This week, Neurology News Network covered the results from the NewTics study, study results that suggest that wearable devices can play an important role in the identification of prodromal Parkinson disease and its progression, and a study that found that MRI abnormalities can predict long-term outcomes in relapse-onset multiple sclerosis (transcript below).

Jenna: Welcome to Neurology News Network. I’m Jenna Payesko. Let’s get into the news from this week.

Recent results from the NewTics study suggest that better ability to suppress tics within months of tic onset may be a predictor of future symptom outcomes in patients with tic disorders. Ultimately, 45 children with a mean of 3.47 months since their tic onset showed a better tic severity at their 12-month follow-up visit when they were able to suppress tics in the presence of a reward. Tic suppression was also found to be particularly successful when patients received a contingent reward.

“Specifically, in children with recent-onset tics, we found that those children with better tic suppression in the presence of a reward had lower tic burden at the 1-year anniversary of tic onset, the time when a persistent tic disorder can first be diagnosed. Thus, we have identified a potential predictor of clinical outcome in provisional tic disorder,” the authors wrote.

In combination with prodromal markers, quantitative gait characteristics measured by wearable devices can play an important role in the identification of prodromal Parkinson disease and its progression, new study results suggest.
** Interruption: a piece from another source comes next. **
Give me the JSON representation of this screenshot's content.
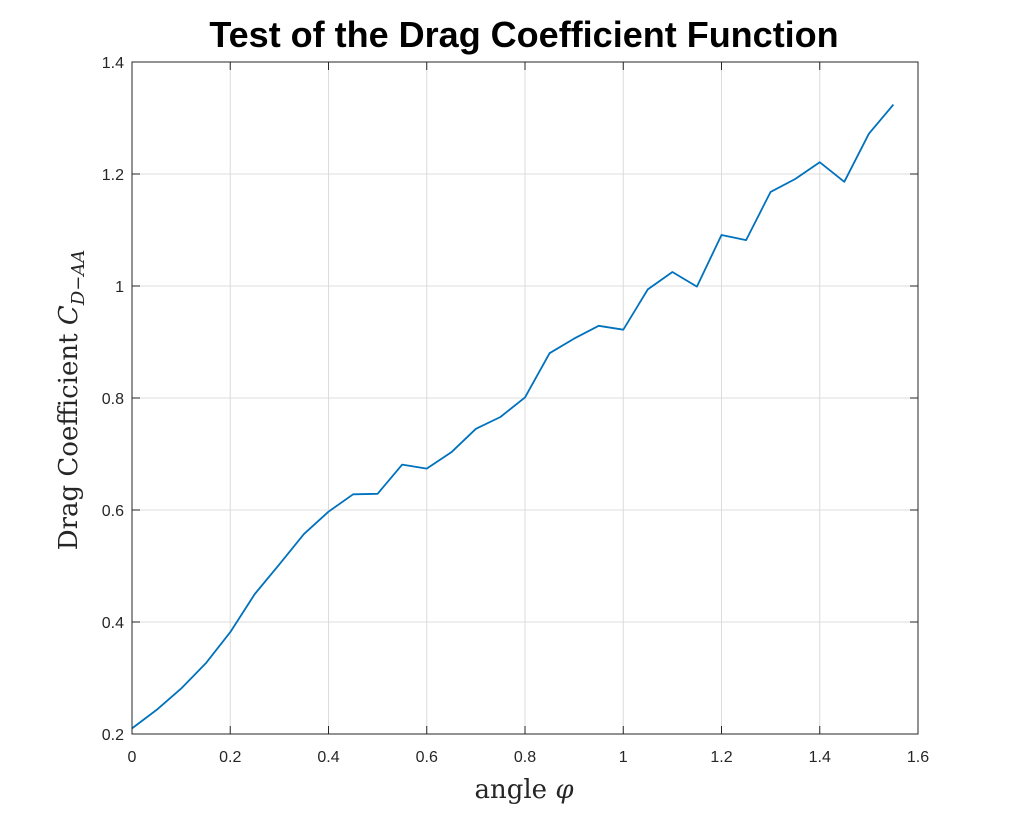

Additionally, the findings help confirm the timing of these changes, which appear to occur within 4–5 years prior to diagnosis.

The study was an attempt to establish gait impairments and trajectories within this phase of Parkinson disease, and identify which gait characteristics within 5 domains—pace, variability, rhythm, asymmetry, and postural control—are potentially early diagnostic markers of Parkinson. Investigators found that at usual-speed walking, the domains of gait variability, pace, asymmetry, and postural control were significantly predictive of conversion to Parkinson.

A recent study found that MRI abnormalities such as early focal inflammatory disease activity and spinal cord lesions seen around the time of presentation with clinically isolated syndrome and throughout the first few years after disease onset predict the development of long-term outcomes in relapse-onset multiple sclerosis.

Researchers aimed to identify early MRI predictors of long-term outcomes in relapse-onset multiple sclerosis including secondary progressive disease course, physical disability, and cognitive performance, and to do so, studied a cohort of subjects with clinically isolated syndrome suggestive of multiple sclerosis who underwent MRI scans around the time of presentation and follow-up MRI scans after 1 and 3 years.